Supposed I asked you to build a program to grab the current exchange rates from the Federal Reserve Bank in New York (FRBNY) in XML, prompt the user for the currency to exchange dollars for, then prompt the user for the dollars to convert, and then display the result. You might write a program that looks like this:

  1. get the rates from the Federal Reserve Bank
  2. show the first prompt and record the currency choice
  3. show the second prompt and record the dollar amount
  4. query the XML to extract the right information using the user input
  5. calculate the result and display it


Now, suppose I asked you to convert your program to a Web application. Still a five minute job? Hardy, and the increase in time is more than just the problem of building the Web pages. What you’d probably do is put each of those steps into a separate script and then bind them all together with a little state machine in the CGI program that jumped to the right script based on state variables that you encoded in the URL, a hidden field, or a cookie. Sadly, it wouldn’t end up looking anything like the program that you’d write if you were just grabbing the input from a terminal.

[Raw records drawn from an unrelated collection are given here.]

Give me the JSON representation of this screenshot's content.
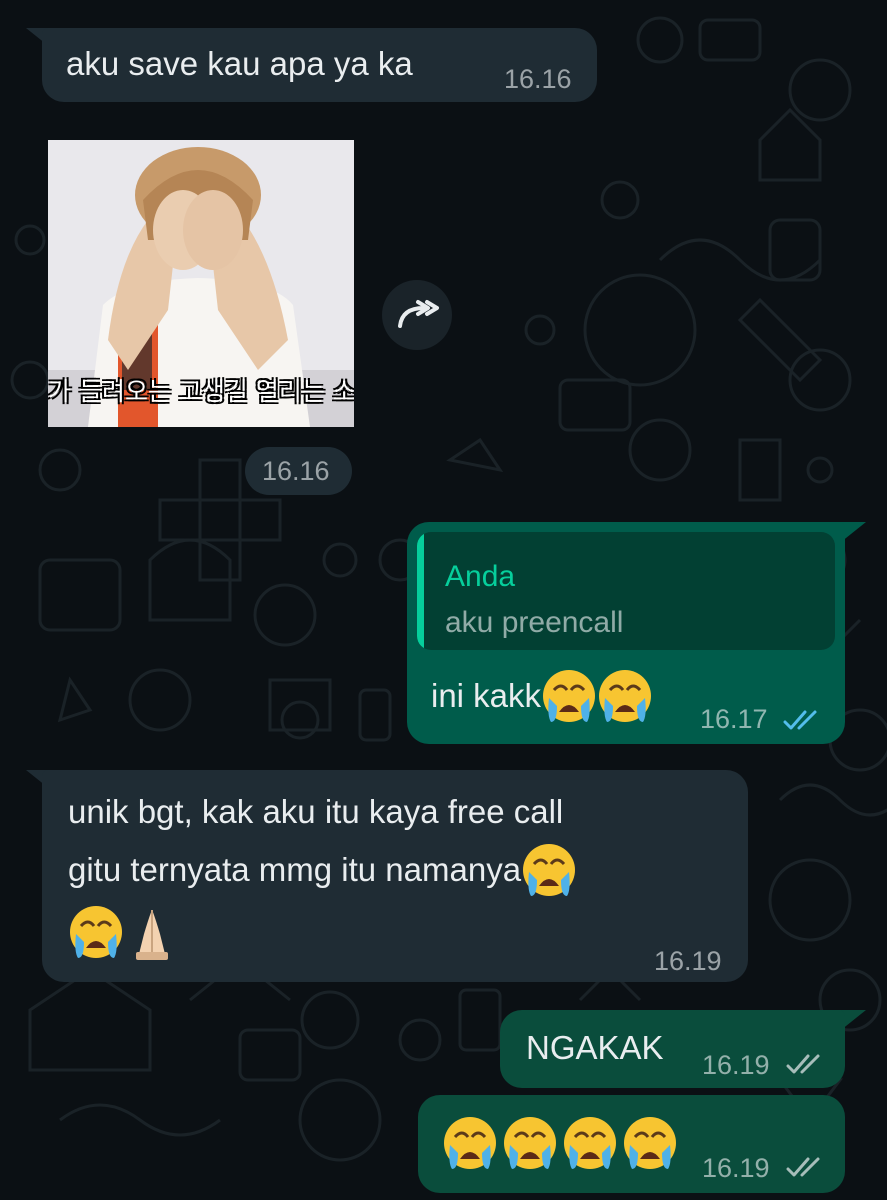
{
  "messages": {
    "m1": {
      "text": "aku save kau apa ya ka",
      "time": "16.16"
    },
    "sticker": {
      "subtitle": "가 들려오는 고생길 열리는 소",
      "time": "16.16"
    },
    "m2": {
      "reply_author": "Anda",
      "reply_text": "aku preencall",
      "text": "ini kakk",
      "time": "16.17",
      "status": "read"
    },
    "m3": {
      "line1": "unik bgt, kak aku itu kaya free call",
      "line2": "gitu ternyata mmg itu namanya",
      "time": "16.19"
    },
    "m4": {
      "text": "NGAKAK",
      "time": "16.19",
      "status": "delivered"
    },
    "m5": {
      "time": "16.19",
      "status": "delivered"
    }
  },
  "colors": {
    "background": "#0b1014",
    "incoming_bubble": "#1f2c34",
    "outgoing_bubble": "#005c4b",
    "quote_accent": "#06cf9c",
    "read_ticks": "#53bdeb"
  },
  "icons": [
    "forward-icon",
    "double-check-icon",
    "crying-face-emoji",
    "folded-hands-emoji"
  ]
}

To be honest, if asked to build that program, I wouldn't do it in that sequence (don't block on retrieving a remote resource 'just in case' you might need it) and I'd gather all user input in one shot. Sure, command line consoles are broken in that regard but Web applications are not. The problem I have is the "you'd probably put each of those steps into a separate script..." part. First, it's a horrible user experience splitting things up that way and secondly you only need a single resource to represent the conversion of a currency value. Build your application around a decent resource model and this 'problem' evaporates.

There isn't a problem with Web applications that need continuations - although they are an interesting way to manage state - but there is a problem with they way people build Web applications with older tools. And articles presenting a poor example as if it were 'best practices' or 'everybody does it this way' don't help.